Avec cette farandole de sensations s’invite un plaidoyer très fort, la modernité se balance aux creux des bras des traditions. Nous ne sommes plus enfermées pour hystérie, nous avons droit à la parole, de faire nos choix mais le chemin est encore long pour qu’une égalité complète puisse s’élever dans les flammes des batailles. Aujourd’hui c’est l’apologie du corps, les femmes réduites à un objet de désir comme aux siècles précédents, d’une autre manière. Gaëlle de Nohant possède cette étincelle qui guide le lecteur vers des pensées plus approfondies, elle mélange telle une sorcière avide de critique bien senties, l’historique et le présent. Au bout du compte notre sort repose encore sur les hommes. Madame nous dit le contraire, par des phrases d’une sensualité et d’une colère teintée : les femmes ne sont pas des poupées, elles sont aussi fortes que les hommes et gardent une part de mystère au fond d’elles-mêmes.

Comme une partition, une œuvre d’art, le récit se tisse, doucement, sauvagement, les portraits se dessinent, les personnages prennent vie, les drames se conjuguent aux sentiments nébuleux, à l’amour, à la haine, aux passions, à l’humanité simplement.
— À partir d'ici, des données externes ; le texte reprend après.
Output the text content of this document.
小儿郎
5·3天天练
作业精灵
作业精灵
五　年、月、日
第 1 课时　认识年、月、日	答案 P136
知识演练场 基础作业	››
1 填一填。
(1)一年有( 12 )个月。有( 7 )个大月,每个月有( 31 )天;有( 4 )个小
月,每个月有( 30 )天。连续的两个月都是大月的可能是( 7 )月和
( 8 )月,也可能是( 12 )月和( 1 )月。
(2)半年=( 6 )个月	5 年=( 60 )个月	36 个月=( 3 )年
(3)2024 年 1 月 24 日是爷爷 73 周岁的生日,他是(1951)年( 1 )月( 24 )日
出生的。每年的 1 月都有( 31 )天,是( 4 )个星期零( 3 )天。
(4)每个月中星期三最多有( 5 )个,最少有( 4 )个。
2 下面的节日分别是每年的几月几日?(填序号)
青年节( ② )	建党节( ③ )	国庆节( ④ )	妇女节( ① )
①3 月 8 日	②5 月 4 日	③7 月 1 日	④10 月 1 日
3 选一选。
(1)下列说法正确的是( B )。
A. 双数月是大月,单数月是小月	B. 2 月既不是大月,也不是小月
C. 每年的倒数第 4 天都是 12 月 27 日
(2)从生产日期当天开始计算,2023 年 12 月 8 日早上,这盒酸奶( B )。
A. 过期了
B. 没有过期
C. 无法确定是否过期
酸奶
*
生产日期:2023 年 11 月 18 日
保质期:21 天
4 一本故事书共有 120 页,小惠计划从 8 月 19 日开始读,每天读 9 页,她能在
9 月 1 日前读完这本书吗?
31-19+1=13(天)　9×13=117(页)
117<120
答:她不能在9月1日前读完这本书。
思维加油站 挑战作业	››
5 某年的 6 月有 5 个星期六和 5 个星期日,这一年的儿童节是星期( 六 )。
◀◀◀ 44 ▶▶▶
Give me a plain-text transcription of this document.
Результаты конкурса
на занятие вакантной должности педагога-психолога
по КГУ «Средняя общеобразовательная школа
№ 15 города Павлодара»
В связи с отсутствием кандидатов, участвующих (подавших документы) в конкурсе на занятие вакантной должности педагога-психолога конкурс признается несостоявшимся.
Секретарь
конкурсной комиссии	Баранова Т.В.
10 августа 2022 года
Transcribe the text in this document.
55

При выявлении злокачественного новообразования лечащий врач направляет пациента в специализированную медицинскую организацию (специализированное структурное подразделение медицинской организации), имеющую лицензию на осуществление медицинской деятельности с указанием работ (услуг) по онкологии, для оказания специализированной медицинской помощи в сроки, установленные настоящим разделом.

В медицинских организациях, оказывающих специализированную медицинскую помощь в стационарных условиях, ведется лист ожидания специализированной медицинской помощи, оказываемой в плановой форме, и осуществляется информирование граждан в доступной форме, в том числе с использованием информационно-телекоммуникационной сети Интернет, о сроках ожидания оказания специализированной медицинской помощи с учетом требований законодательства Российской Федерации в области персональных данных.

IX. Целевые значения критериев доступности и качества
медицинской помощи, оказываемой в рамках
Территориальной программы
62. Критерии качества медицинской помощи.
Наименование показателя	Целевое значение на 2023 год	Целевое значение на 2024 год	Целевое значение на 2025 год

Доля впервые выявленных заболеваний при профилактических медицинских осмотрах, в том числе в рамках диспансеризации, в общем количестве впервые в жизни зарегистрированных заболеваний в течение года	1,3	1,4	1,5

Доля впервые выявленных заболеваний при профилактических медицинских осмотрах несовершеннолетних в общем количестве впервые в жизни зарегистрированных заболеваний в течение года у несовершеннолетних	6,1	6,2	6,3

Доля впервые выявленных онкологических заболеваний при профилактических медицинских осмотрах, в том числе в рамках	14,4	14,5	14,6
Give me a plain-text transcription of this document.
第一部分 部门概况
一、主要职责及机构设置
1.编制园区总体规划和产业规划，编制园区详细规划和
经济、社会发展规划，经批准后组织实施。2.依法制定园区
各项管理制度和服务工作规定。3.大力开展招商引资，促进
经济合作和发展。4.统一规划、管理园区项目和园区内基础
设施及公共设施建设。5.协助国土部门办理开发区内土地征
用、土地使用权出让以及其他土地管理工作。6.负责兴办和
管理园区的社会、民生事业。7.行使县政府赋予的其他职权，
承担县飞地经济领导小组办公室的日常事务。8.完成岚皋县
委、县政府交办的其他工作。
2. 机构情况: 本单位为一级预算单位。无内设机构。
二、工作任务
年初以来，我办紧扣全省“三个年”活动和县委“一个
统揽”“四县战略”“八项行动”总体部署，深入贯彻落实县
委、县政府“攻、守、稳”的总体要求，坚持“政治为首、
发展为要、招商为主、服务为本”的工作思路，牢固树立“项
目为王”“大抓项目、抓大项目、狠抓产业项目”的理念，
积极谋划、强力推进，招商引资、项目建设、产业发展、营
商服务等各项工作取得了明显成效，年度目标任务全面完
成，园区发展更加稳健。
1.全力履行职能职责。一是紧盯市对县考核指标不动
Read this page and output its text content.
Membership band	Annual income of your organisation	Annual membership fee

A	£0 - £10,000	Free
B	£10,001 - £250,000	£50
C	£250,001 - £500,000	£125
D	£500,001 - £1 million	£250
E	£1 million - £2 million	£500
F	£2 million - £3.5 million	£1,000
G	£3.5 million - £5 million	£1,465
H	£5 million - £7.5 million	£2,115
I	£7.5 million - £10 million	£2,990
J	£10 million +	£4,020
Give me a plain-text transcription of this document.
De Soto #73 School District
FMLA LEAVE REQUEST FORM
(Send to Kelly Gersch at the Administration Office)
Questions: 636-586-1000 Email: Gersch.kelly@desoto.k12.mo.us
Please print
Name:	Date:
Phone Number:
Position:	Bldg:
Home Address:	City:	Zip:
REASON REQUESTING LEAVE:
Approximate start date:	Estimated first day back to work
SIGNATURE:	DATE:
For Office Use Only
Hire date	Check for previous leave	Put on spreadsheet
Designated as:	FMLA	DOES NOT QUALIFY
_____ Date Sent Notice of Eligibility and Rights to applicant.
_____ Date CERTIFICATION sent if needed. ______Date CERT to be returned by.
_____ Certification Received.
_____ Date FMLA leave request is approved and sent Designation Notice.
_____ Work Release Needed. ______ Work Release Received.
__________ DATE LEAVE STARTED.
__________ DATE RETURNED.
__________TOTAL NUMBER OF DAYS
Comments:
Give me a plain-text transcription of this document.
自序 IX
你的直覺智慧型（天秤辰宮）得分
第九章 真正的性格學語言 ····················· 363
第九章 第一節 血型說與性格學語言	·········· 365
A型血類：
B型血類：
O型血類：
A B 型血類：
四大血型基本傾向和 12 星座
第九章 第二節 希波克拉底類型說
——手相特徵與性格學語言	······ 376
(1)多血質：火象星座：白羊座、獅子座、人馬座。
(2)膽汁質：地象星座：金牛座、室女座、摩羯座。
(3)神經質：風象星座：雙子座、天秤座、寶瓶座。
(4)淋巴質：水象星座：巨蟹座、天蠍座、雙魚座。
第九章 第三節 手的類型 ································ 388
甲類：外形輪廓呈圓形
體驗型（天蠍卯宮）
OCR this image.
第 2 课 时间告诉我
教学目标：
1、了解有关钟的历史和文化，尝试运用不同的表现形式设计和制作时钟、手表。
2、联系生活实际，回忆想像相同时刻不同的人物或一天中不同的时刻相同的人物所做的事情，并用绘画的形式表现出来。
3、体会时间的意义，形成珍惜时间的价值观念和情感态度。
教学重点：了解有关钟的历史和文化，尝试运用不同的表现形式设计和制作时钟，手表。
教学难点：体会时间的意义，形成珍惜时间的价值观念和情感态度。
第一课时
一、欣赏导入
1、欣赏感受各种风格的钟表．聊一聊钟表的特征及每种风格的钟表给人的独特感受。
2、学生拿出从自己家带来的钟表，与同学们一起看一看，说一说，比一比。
Le lecteur se laisse porter, ouvre son cœur (c’est important vraiment pour ressentir le choc qu’il offre, le bouleversement intense) au pardon et à la reconstruction. Cathartique aussi, il a ce pouvoir de projeter le lecteur dans un imbroglio de sens. Pour ma part, il m’a aussi donné envie d’écrire et de trouver le courage de manier les mots pour former une histoire.